Bupati Sudewo Bentuk ‘Tim 8’ untuk Peras kandidat Perangkat Desa


Jakarta, CNN Indonesia

Komisi Pemberantasan Pencurian Uang Negara (KPK) menyebut Bupati Pati, Sudewo membentuk ‘Tim 8’ untuk memeras para kandidat perangkat desa (Caperdes) di wilayahnya.

Plt Deputi Penindakan dan Eksekusi KPK, Asep Guntur Rahayu menjelaskan Sudewo Sebelumnya merencanakan aksi pemerasan terhadap para Caperdes tersebut sejak November 2025.

Sudewo bersama Sebanyaknya anggota tim Berhasil (timses) dan orang kepercayaannya memanfaatkan kebijakan pembukaan formasi jabatan perangkat desa pada Maret 2026.



ADVERTISEMENT


SCROLL TO CONTINUE WITH CONTENT

“Sejak bulan November 2025, diketahui SDW (Sudewo) Sebelumnya membahas rencana pengisian jabatan perangkat desa tersebut bersama timsesnya,” ujarnya dalam konferensi pers, Selasa (20/1).





Setelahnya, Sudewo membentuk ‘Tim 8’ yang berisikan Sebanyaknya Kepala Desa (Kades) sekaligus bagian dari timsesnya untuk bertugas sebagai Koordinator Kecamatan (Korcam).

Tim 8 itu terdiri dari Sisman selaku Kades Karangrowo, Sudiyono selaku Kades Angkatan Lor, Abdul Suyono selaku Kades Karangrowo, Imam selaku Kades Gadu, Yoyon selaku Kades Tambaksari, Pramono selaku Kades Sumampir, Agus selaku Kades Slungkep dan Sumarjiono selaku Kades Arumanis.

Asep menjelaskan Sudewo kemudian menugaskan Abdul Suyono dan Sumarjiono meminta uang sebesar Rp125 juta sampai Rp150 juta kepada setiap Caperdes yang
mendaftar.

Adapun besaran tersebut kemudian dimarkup kemvali oleh Abdul Suyono dan Sumarjiono Sampai sekarang menjadi Rp165 juta Sampai sekarang Rp225 juta untuk setiap Caperdes.

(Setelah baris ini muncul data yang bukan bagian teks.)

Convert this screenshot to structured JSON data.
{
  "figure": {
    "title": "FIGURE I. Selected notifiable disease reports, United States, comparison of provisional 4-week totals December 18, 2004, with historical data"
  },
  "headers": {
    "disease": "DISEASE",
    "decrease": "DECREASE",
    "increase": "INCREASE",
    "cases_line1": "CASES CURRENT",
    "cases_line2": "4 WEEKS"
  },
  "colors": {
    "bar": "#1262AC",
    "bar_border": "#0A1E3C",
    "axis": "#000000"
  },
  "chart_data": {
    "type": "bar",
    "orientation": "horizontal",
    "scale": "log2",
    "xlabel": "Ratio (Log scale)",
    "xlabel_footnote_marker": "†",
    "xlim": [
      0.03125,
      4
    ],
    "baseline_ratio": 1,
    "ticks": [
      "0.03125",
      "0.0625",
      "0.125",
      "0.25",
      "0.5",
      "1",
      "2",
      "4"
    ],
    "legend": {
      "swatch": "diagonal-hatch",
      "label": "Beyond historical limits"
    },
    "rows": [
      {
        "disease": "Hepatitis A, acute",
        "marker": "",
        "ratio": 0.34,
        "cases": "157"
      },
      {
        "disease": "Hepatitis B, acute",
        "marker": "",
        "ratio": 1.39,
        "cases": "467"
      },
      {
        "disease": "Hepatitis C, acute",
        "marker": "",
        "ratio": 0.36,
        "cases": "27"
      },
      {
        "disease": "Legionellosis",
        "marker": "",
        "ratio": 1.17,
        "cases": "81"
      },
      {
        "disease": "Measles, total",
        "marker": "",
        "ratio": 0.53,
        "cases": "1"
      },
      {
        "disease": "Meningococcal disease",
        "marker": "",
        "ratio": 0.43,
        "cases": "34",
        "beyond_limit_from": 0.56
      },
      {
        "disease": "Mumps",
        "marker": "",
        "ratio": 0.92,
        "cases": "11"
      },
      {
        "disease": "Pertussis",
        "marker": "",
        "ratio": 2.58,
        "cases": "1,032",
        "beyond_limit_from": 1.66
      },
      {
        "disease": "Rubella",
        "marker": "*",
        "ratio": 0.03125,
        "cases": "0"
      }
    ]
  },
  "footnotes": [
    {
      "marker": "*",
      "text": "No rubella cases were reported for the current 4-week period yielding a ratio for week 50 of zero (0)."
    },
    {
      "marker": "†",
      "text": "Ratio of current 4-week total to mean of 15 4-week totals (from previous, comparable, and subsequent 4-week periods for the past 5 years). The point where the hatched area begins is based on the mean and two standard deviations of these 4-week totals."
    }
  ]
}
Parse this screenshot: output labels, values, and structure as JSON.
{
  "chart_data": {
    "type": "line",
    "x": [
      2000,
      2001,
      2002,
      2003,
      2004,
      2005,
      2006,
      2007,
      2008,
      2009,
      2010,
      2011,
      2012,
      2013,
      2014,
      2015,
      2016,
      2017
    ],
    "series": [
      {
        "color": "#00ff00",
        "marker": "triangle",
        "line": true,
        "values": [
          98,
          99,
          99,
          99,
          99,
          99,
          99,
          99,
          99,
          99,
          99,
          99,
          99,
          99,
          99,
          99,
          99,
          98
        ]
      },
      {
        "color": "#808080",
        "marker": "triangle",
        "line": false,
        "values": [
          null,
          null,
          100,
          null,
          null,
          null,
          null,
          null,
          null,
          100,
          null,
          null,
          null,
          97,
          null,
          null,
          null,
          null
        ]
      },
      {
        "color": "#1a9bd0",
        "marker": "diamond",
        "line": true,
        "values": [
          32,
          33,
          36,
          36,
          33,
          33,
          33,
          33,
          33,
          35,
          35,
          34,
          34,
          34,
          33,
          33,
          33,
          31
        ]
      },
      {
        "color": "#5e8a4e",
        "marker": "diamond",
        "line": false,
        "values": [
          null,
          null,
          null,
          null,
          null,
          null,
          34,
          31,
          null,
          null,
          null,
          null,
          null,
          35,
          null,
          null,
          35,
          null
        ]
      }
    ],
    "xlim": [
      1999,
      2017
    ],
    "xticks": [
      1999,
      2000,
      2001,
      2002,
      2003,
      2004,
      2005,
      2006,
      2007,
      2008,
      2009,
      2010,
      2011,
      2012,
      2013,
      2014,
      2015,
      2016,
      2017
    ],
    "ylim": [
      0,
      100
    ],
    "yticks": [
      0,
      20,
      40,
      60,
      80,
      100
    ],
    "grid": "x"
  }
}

Untuk memuluskan aksi pemerasan itu, mereka Bahkan mengancam kepada para Caperdes yang menolak membayar bahwa formasi perangkat desa tidak Akan segera dibuka kembali pada tahun berikutnya.

“Atas pengondisian tersebut, Sampai sekarang 18 Januari 2026, JION tercatat Sebelumnya mengumpulkan dana kurang lebih sebesar Rp2,6 miliar, yang berasal dari para 8 kepala desa di wilayah Kecamatan Jaken,” tuturnya.

Asep menjelaskan uang itu dikumpulkan oleh Sumarjiono dan Karjan selaku Kades Sukorukun yang bertugas sebagai pengepul dari para Caperdes.

“Untuk kemudian diserahkan kepada YON (Suyono), yang selanjutnya diduga diteruskan kepada SDW,” pungkasnya.

KPK memutuskan menahan Sudewo, Abdul Suyono, Sumarjiono, dan Karjan untuk 20 hari pertama terhitung mulai hari ini sampai 8 Februari 2026.

Sudewo dan para tersangka lainnya disangkakan melanggar Pasal 12 huruf e Undang-undang Pemberantasan Tindak Pidana Pencurian Uang Negara (Perundang-Undangan Tipikor) juncto Pasal 20 huruf c KUHP.

Dalam operasi senyap beberapa waktu lalu tersebut, KPK turut menyita uang Rp2,6 miliar diduga berkaitan dengan pengurusan pengisian jabatan di lingkup pemerintah desa.